Member Since: Jun 2005
Location: WV
Posts: 8,131
Sabau said, "Now, I'm in a wonderful relationship with a man that pushes me to be my best, supports me when I succeed and fail, makes me laugh, shows me passion, and I could go on and on and on but I don't want to bore you all."
Sabau, that's not boring at all, and I am truly happy to hear of your success at a loving relationship, especially after recounting your past experiences.
In truth, I've had lots of relationships, maybe too many. I married my husband at age 27 primarily out of fear of being hurt again (after the hippie experiences with which I was ill prepared emotionally and morally), and, like you described your second husband, he wasn't a bad fella, but we were just friends, like brother/sister.

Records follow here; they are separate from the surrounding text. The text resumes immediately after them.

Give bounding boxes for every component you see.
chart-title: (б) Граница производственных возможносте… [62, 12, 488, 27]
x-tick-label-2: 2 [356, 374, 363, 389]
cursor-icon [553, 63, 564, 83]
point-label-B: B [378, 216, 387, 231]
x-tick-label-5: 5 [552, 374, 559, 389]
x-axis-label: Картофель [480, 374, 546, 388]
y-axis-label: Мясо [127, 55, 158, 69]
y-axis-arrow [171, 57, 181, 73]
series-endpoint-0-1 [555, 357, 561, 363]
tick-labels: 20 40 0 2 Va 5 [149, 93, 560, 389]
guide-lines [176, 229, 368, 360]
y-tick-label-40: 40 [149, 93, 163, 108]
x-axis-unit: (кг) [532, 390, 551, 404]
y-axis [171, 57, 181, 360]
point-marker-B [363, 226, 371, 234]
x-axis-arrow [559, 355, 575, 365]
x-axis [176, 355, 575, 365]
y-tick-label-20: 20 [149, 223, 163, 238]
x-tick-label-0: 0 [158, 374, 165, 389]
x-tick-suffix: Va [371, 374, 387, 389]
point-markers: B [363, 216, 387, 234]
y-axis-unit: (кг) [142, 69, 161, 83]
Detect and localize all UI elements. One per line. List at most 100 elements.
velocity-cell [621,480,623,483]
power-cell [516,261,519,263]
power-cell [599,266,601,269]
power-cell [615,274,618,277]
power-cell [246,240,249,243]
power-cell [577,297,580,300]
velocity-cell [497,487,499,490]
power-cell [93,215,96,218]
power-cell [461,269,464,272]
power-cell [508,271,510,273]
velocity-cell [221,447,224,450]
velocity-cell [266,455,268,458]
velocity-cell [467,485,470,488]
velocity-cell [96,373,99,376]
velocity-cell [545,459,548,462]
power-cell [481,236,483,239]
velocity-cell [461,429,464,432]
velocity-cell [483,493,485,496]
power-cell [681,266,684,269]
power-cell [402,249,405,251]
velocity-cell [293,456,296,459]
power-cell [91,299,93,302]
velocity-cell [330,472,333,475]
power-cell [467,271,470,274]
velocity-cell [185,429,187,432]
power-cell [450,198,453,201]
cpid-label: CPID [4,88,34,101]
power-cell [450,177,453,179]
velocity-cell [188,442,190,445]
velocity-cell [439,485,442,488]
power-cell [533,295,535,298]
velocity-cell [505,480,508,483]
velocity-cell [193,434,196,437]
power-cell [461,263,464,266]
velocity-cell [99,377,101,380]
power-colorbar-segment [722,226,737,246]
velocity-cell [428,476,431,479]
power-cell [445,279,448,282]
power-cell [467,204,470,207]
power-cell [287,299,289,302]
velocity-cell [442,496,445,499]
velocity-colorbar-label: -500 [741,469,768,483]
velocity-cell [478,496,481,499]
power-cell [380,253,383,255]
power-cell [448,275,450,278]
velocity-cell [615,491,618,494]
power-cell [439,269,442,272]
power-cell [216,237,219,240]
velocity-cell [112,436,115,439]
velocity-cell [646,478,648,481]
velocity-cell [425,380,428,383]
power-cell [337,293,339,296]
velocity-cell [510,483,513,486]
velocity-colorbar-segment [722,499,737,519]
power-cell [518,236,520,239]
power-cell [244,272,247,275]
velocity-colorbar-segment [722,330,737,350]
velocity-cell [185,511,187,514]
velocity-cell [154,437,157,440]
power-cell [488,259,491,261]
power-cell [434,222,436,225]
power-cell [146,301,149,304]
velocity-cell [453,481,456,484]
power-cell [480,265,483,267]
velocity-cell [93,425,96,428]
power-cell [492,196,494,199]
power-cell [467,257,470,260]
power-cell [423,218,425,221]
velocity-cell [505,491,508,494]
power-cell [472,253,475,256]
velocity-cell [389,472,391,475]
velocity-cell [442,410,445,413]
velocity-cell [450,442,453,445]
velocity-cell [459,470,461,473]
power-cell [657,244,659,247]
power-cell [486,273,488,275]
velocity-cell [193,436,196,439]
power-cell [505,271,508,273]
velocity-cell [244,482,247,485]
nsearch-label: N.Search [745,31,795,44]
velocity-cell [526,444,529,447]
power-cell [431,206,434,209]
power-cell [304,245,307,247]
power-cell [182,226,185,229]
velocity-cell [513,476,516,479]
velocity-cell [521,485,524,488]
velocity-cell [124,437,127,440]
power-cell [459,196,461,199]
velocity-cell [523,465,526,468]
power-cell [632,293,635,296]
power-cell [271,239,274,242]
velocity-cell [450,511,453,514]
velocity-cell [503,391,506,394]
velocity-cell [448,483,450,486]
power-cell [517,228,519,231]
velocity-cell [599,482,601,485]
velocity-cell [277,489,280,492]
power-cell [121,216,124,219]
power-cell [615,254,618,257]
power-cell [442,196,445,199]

I stayed because of our daughter, and only left when she went away to college.
The experiences I"ve had in dating and trying to form relationships since then have been pretty disastrous, and I am now four years solo, no dating. I'm afraid to even think about it again. I don't even think I want to extend myself again in that way. I was devoted and loving, only to be stepped on like a doormat repeatedly. This is not a pity party, understand, just learning from experience.
Yes, there is still a part of me that grieves over the loss of a loving relationship, but being realisitic, I doubt it will happen now. The other part of me is too self-protective and learning to take care of myself first (for the first time in my life!).